In this context, we can understand why good corporate governance is now desperately in need. In political economy terms, it might read that it is the power of corporations that has to be democratized for the sake of the public's shared life. This shows that indeed the market system is a system of power and, of course, such a system has become very real in the existing political economy structure.

It is essential, however, not to conflate the term "market" with "market system". "Market" simply means an exchange mechanism, barter or monetary, that has been known since long ago. "Market system" is quite different -- it is a mechanism for sustaining and reproducing an entire society based on the logic of profit and loss.

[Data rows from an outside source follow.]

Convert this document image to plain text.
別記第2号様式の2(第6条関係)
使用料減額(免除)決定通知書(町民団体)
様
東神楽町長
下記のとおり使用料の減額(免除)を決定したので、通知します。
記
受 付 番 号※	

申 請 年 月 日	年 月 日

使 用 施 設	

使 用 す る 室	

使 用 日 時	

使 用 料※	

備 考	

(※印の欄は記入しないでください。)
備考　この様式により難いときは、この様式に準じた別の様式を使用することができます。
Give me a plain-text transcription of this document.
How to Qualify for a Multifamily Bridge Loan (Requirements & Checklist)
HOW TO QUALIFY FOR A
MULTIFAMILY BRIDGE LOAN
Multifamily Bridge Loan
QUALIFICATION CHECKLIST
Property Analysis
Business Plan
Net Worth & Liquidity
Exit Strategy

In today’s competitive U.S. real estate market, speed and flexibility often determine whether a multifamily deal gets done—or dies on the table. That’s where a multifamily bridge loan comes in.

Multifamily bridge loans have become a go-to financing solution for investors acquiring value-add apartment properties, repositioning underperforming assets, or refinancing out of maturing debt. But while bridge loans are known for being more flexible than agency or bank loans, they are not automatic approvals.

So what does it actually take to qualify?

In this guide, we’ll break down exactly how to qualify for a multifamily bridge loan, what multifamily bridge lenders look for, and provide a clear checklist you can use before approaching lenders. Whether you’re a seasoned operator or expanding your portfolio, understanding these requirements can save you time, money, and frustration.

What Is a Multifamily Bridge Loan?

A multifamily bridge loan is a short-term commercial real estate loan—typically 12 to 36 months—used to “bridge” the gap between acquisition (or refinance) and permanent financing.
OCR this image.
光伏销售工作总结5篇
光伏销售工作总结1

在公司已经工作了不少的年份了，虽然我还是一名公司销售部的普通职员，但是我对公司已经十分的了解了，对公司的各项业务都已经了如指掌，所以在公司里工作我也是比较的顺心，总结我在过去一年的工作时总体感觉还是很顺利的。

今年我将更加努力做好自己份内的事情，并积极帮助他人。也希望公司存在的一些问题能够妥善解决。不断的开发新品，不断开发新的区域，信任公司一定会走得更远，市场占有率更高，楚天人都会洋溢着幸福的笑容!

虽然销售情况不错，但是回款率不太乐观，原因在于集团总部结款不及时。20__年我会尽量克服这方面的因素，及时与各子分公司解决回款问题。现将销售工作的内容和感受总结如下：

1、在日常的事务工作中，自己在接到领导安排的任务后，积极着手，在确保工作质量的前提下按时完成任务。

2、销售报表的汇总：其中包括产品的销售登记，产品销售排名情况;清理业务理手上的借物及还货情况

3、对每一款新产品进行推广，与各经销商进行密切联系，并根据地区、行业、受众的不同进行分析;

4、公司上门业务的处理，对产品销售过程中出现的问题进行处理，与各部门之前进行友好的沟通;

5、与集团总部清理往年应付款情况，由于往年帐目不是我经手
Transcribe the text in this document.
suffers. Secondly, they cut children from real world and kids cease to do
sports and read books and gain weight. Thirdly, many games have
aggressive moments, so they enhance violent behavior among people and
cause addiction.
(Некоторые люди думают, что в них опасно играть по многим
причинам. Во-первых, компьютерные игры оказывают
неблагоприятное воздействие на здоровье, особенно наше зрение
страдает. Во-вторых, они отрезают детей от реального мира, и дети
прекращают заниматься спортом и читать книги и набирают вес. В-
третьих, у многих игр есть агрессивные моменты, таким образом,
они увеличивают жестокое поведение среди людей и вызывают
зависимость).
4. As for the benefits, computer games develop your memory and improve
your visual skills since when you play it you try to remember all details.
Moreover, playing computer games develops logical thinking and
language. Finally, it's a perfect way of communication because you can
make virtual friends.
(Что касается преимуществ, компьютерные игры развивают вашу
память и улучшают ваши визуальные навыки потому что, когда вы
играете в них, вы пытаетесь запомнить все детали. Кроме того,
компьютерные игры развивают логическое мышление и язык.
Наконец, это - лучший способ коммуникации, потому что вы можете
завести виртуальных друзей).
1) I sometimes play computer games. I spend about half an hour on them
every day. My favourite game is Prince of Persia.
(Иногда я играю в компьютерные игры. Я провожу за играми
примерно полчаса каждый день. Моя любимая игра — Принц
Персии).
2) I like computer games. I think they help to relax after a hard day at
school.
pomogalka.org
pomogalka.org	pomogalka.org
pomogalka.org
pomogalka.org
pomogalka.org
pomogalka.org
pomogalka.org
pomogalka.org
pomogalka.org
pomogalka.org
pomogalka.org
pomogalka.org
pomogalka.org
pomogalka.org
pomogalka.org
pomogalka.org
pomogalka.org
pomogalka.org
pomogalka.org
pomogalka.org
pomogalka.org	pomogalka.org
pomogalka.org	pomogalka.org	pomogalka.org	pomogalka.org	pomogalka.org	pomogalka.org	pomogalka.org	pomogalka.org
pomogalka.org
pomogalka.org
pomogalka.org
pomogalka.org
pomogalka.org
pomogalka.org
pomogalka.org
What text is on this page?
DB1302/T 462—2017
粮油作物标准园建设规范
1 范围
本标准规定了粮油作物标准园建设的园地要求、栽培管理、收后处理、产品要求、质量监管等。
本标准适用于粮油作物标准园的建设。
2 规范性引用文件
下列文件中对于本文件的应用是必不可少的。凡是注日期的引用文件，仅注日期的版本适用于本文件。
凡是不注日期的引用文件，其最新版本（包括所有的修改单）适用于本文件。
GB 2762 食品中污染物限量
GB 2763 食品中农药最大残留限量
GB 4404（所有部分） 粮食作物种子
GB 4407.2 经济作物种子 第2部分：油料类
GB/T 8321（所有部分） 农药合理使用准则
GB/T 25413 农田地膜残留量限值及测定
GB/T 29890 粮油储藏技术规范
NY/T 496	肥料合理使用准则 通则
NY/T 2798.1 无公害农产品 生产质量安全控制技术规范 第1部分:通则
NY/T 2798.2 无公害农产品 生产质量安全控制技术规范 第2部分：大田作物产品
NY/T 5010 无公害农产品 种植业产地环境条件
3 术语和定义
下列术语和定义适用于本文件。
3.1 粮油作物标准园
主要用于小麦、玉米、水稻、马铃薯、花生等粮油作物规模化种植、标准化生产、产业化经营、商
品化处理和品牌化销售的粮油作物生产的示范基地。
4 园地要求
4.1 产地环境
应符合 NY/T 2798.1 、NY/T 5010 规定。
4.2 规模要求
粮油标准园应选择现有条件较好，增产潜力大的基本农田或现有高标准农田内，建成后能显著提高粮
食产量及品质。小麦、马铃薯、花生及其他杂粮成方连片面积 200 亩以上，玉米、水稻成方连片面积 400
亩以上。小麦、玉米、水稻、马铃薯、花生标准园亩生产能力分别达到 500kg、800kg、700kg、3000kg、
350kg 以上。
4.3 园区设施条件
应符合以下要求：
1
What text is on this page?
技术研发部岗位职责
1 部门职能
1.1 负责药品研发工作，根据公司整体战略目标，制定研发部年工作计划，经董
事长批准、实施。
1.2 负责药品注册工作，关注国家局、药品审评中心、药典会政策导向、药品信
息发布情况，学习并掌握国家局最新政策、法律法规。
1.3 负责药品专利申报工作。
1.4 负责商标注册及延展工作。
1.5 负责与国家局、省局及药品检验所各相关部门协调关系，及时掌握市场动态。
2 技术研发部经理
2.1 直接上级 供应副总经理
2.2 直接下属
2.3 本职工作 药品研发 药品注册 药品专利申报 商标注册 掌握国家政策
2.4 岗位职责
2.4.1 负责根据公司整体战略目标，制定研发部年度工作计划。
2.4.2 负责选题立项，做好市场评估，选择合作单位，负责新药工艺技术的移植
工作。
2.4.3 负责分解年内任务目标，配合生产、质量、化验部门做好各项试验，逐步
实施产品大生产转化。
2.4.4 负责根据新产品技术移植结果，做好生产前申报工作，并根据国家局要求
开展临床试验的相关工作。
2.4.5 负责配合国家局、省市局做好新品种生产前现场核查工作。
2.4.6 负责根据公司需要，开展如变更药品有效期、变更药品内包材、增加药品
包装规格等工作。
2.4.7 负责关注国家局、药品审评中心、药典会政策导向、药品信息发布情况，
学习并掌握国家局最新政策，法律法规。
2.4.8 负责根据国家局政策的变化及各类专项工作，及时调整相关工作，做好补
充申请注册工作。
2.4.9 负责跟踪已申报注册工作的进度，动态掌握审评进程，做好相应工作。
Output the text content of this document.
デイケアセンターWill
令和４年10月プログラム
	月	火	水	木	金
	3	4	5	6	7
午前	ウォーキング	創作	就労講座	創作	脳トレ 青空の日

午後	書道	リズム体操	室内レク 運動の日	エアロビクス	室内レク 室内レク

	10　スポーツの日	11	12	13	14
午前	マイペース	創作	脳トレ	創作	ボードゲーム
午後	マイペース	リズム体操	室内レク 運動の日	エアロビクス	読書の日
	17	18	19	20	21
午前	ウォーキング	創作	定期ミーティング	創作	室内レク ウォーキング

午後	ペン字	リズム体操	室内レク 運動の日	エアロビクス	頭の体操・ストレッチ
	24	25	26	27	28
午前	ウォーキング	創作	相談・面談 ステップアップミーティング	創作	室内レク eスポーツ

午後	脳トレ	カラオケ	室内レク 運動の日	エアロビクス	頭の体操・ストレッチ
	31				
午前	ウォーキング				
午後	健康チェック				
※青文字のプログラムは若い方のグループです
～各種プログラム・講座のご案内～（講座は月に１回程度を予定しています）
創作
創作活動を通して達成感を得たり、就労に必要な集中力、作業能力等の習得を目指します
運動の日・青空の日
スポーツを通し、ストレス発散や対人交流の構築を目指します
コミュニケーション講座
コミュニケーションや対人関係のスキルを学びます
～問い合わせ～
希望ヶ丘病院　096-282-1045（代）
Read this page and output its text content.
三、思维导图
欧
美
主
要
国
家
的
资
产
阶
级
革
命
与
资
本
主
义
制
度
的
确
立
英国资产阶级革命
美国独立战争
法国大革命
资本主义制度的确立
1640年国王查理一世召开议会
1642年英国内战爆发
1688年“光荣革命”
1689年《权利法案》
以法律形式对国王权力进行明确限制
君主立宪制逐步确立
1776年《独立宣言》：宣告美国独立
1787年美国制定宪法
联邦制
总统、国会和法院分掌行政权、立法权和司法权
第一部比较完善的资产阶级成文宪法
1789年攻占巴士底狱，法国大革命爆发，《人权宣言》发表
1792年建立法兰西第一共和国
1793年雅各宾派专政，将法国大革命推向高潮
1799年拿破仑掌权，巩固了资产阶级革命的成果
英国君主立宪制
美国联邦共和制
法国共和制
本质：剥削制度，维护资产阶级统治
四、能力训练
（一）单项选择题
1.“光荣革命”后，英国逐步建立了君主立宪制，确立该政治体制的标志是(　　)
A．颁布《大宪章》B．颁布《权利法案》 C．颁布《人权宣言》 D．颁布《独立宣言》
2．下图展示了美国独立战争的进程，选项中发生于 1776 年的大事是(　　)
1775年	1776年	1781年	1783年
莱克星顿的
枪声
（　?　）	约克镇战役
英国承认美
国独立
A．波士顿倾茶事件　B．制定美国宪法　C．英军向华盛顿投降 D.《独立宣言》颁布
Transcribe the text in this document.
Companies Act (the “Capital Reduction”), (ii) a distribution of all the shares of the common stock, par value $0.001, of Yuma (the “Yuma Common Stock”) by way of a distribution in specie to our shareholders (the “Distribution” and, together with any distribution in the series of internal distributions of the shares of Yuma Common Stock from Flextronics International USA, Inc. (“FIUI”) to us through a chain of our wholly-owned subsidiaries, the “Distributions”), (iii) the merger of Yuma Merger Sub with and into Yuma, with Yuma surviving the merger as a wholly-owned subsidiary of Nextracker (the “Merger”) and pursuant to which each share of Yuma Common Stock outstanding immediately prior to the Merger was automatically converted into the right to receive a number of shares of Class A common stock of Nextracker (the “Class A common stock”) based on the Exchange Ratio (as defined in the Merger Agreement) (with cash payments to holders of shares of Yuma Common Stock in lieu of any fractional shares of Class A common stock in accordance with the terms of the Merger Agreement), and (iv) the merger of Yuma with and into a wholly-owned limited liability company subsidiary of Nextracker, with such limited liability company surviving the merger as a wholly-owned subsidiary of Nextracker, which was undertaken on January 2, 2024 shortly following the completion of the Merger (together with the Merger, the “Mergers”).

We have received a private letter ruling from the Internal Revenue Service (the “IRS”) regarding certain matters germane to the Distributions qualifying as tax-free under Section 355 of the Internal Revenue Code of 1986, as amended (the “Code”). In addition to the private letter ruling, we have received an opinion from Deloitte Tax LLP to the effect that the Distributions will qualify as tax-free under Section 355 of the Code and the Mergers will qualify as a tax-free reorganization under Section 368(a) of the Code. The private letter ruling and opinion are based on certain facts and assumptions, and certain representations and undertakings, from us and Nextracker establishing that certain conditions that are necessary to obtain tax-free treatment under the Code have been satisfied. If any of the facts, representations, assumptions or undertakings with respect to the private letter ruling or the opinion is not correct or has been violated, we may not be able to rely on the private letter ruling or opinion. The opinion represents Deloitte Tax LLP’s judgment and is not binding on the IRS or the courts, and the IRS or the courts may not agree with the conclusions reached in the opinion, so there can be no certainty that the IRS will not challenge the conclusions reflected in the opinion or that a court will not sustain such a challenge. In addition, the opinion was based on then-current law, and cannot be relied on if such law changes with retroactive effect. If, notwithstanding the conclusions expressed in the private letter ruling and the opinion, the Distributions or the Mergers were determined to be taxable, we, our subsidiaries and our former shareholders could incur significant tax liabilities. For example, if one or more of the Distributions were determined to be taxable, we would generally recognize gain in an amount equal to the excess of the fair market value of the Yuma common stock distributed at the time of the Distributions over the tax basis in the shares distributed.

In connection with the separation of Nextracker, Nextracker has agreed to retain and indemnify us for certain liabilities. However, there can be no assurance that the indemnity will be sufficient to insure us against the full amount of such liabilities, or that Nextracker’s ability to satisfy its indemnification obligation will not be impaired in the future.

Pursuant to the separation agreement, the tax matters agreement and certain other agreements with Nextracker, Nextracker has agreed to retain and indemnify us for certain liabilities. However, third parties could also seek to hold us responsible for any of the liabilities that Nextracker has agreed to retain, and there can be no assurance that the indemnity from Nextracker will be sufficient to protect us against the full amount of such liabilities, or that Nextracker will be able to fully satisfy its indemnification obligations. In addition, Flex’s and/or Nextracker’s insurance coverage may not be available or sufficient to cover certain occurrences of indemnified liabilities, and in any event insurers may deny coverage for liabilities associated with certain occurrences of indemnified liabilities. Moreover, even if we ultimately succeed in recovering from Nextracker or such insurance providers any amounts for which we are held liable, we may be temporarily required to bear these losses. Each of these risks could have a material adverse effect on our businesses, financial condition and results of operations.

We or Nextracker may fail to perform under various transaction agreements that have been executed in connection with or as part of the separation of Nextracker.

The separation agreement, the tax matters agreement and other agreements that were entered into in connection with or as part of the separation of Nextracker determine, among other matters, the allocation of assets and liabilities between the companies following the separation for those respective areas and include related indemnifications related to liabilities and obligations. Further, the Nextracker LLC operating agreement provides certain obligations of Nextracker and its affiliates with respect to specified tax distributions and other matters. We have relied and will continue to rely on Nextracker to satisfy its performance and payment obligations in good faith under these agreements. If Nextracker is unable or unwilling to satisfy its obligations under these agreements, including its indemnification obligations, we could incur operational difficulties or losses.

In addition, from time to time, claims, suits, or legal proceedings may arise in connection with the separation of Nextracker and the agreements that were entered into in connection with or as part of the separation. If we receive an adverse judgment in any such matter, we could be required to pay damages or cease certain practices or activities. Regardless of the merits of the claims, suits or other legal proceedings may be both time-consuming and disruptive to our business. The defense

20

It is here that good corporate governance is essential. No doubt, the issue of "governance" is of paramount importance to the problems besetting many societies, including Indonesia. Nevertheless, the most important point must be fully comprehended by the "good governance" campaign. It is the point that "governance" does not always necessarily refer to the government"s power. It does not merely concern the problem of statecraft but also the way many societal forces work towards the betterment of a society.

It is in this spirit that one of the focuses of good corporate governance should be business practices since these are immediately relevant. Where does this lead us?

First, good corporate governance is clearly not intended to be either antibusiness or antimarket. Fair business practices can offer a good system for generating wealth and economic growth for most of society. Business practices are clearly not inherently amoral, rather they are morally ambivalent.

Moreover, neither is the promotion of good corporate governance intended to worship government although it has a clear role to play in society. The massive extent of corruption, collusion and nepotism has shown that the boundaries between business and government have blurred so much, and revealed a glaring lack of true political leadership and will.

Second, the bottom line is that good corporate governance fights for pro-people, pro-democracy and pro-justice business practices. Is it possible? It has to be because we can all see that inequalities of income and wealth are bad not only for the poor, but for the rich as well.

We stand today at a critical juncture. If we do nothing to challenge our belief system and question the so-called "new world order" being championed by the globalization of corporations, all is in danger of being lost. Why? Because the only responsibility of business is to accumulate profit.

And such profits are often realized without regard to life itself. So, promoting good corporate governance without attempting to democratize business power is only an empty cliche, welcoming a brutal autumn in our earthly lives. Nothing could be worse than this.